A conducting sphere of radius R is charged to a potential of V volt. Then the electric field at a distance \(r(>R)\) from the centre of sphere would be :

• A. \( \frac{RV}{r^2} \)
• B. \( \frac{V}{r} \)
• C. \( \frac{rV}{R^2} \)
• D. \( \frac{R^2V}{r^3} \)

Hint:

Outside a charged sphere, it behaves like a point charge at centre.

Answer 1

The Correct Option is A

Step 1: Understanding the Concept:
A conducting sphere acts as a point charge concentrated at its center for all points outside the sphere.

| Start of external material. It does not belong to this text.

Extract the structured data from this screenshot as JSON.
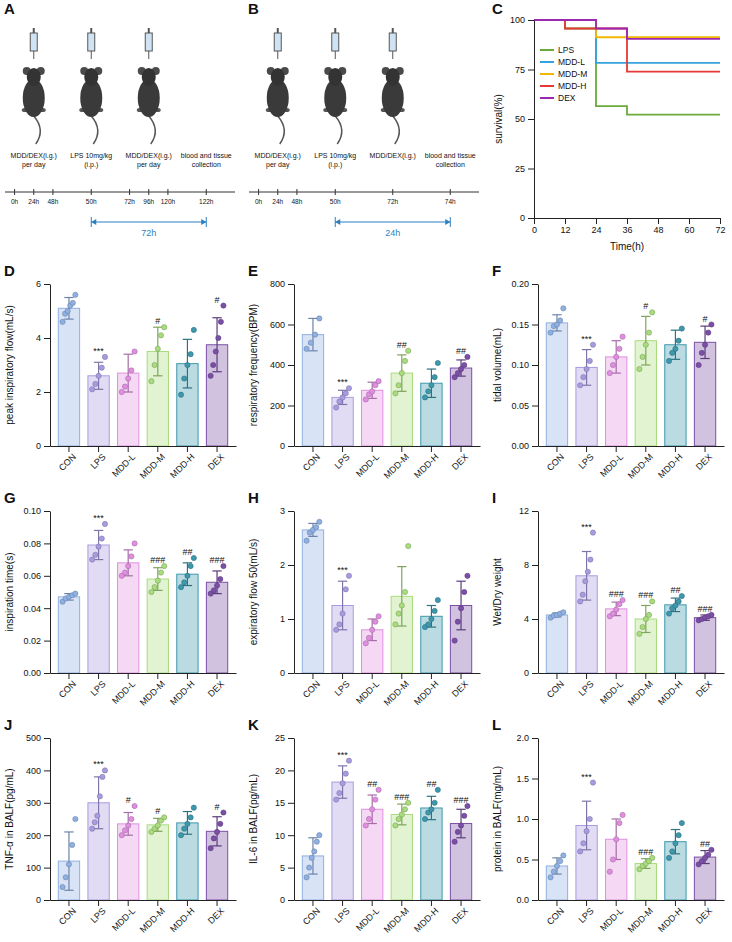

We can relate the surface potential \( V \) to the total charge \( Q \).
: Key Formula or Approach:
1. Potential on surface: \( V = \frac{1}{4\pi\epsilon_0} \frac{Q}{R} \).
2. Electric field outside (\( r>R \)): \( E = \frac{1}{4\pi\epsilon_0} \frac{Q}{r^2} \).
Step 2: Detailed Explanation:
From the expression for potential \( V \):
\[ \frac{Q}{4\pi\epsilon_0} = V \cdot R \]
Now, substitute this into the expression for electric field \( E \) at distance \( r \):
\[ E = \left( \frac{Q}{4\pi\epsilon_0} \right) \cdot \frac{1}{r^2} \]
\[ E = (V \cdot R) \cdot \frac{1}{r^2} \]
\[ E = \frac{RV}{r^2} \]
Step 3: Final Answer:
The electric field at distance \( r \) is \( RV/r^2 \).